Fed Chairman Jerome Powell: Slow wage growth means job market isn’t overheating

Modest wage growth means that the economy could add many more jobs before reaching full strength, Federal Reserve Chairman Jerome Powell said Friday afternoon in remarks that could have implications for how the central bank manages the money supply in the months ahead.

“The absence of a sharper acceleration in wages suggests that the labor market is not excessively tight,” Powell said in a speech at the Economic Club of Chicago.

The monthly jobs report released Friday morning showed the economy still adding jobs at a high rate but wages growing at a modest 2.7 percent annual rate.

A range of other economic indicators, starting with the low unemployment rate of 4.1 percent, would normally suggest to the Fed that the economy is near full employment and that the central bank would risk runaway inflation if it didn’t move to tighten monetary policy.

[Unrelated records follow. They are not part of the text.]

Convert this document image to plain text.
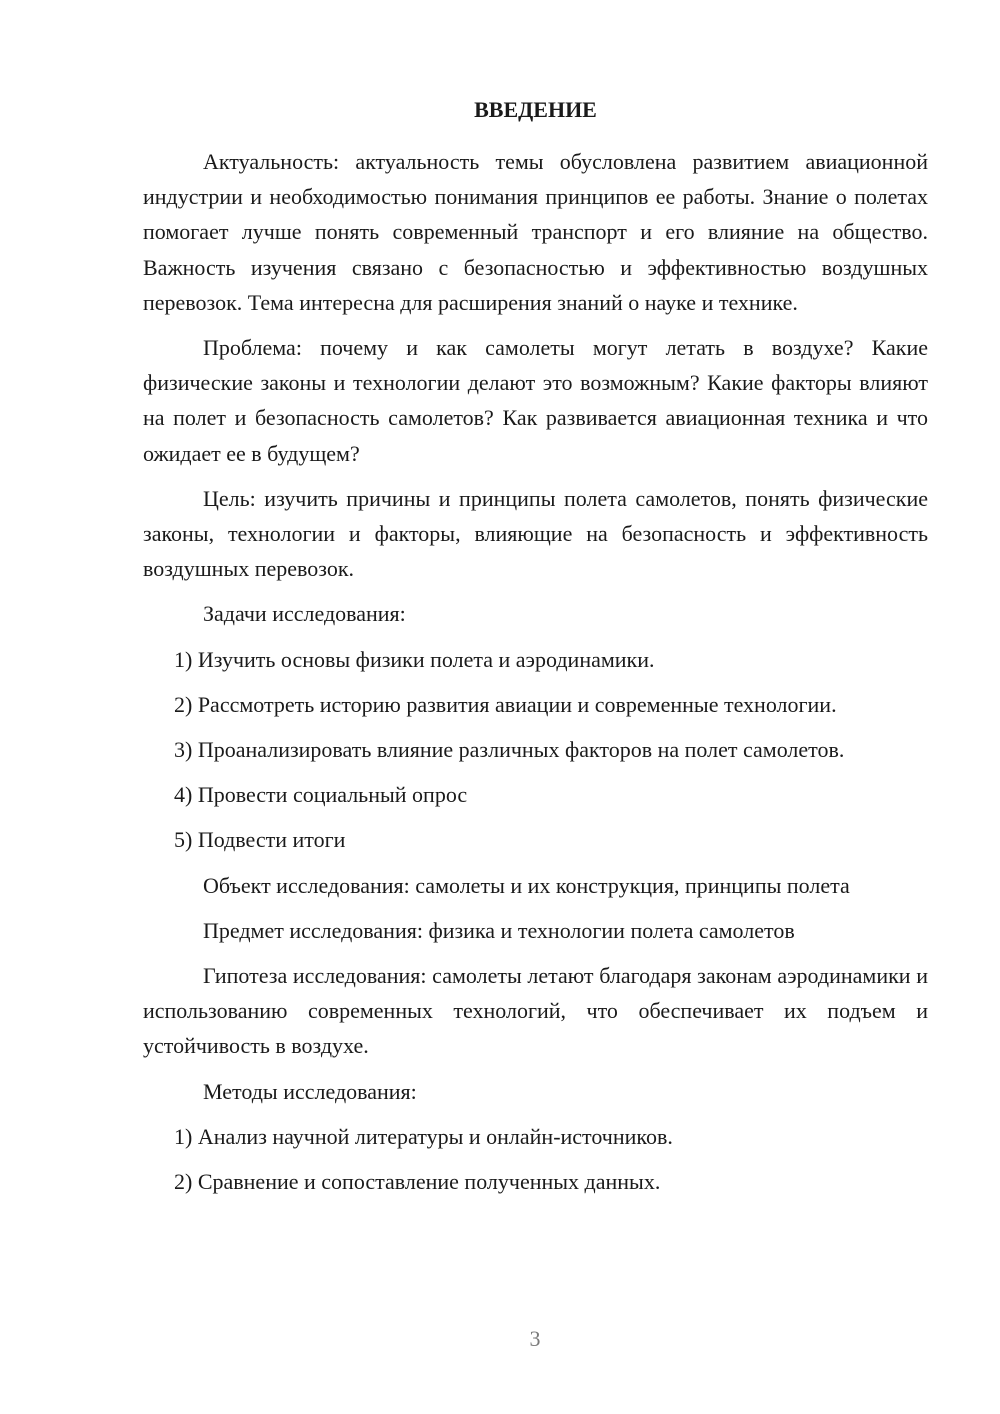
ВВЕДЕНИЕ

Актуальность: актуальность темы обусловлена развитием авиационной индустрии и необходимостью понимания принципов ее работы. Знание о полетах помогает лучше понять современный транспорт и его влияние на общество. Важность изучения связано с безопасностью и эффективностью воздушных перевозок. Тема интересна для расширения знаний о науке и технике.

Проблема: почему и как самолеты могут летать в воздухе? Какие физические законы и технологии делают это возможным? Какие факторы влияют на полет и безопасность самолетов? Как развивается авиационная техника и что ожидает ее в будущем?

Цель: изучить причины и принципы полета самолетов, понять физические законы, технологии и факторы, влияющие на безопасность и эффективность воздушных перевозок.

Задачи исследования:

1) Изучить основы физики полета и аэродинамики.

2) Рассмотреть историю развития авиации и современные технологии.

3) Проанализировать влияние различных факторов на полет самолетов.

4) Провести социальный опрос

5) Подвести итоги

Объект исследования: самолеты и их конструкция, принципы полета

Предмет исследования: физика и технологии полета самолетов

Гипотеза исследования: самолеты летают благодаря законам аэродинамики и использованию современных технологий, что обеспечивает их подъем и устойчивость в воздухе.

Методы исследования:

1) Анализ научной литературы и онлайн-источников.

2) Сравнение и сопоставление полученных данных.

3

Powell acknowledged those statistics, too, and concluded that the central bank is “uncertain” whether the economy is at full employment. In the end, he suggested that the best path would be to continue slowly raising the Fed’s interest rate target.

In Friday’s speech, Powell also addressed the long-running slowdown in economic growth. One problem unique to the U.S. is that labor force participation has been hurt by people falling out of the workforce to join disability rolls or because of opioid addiction, he said.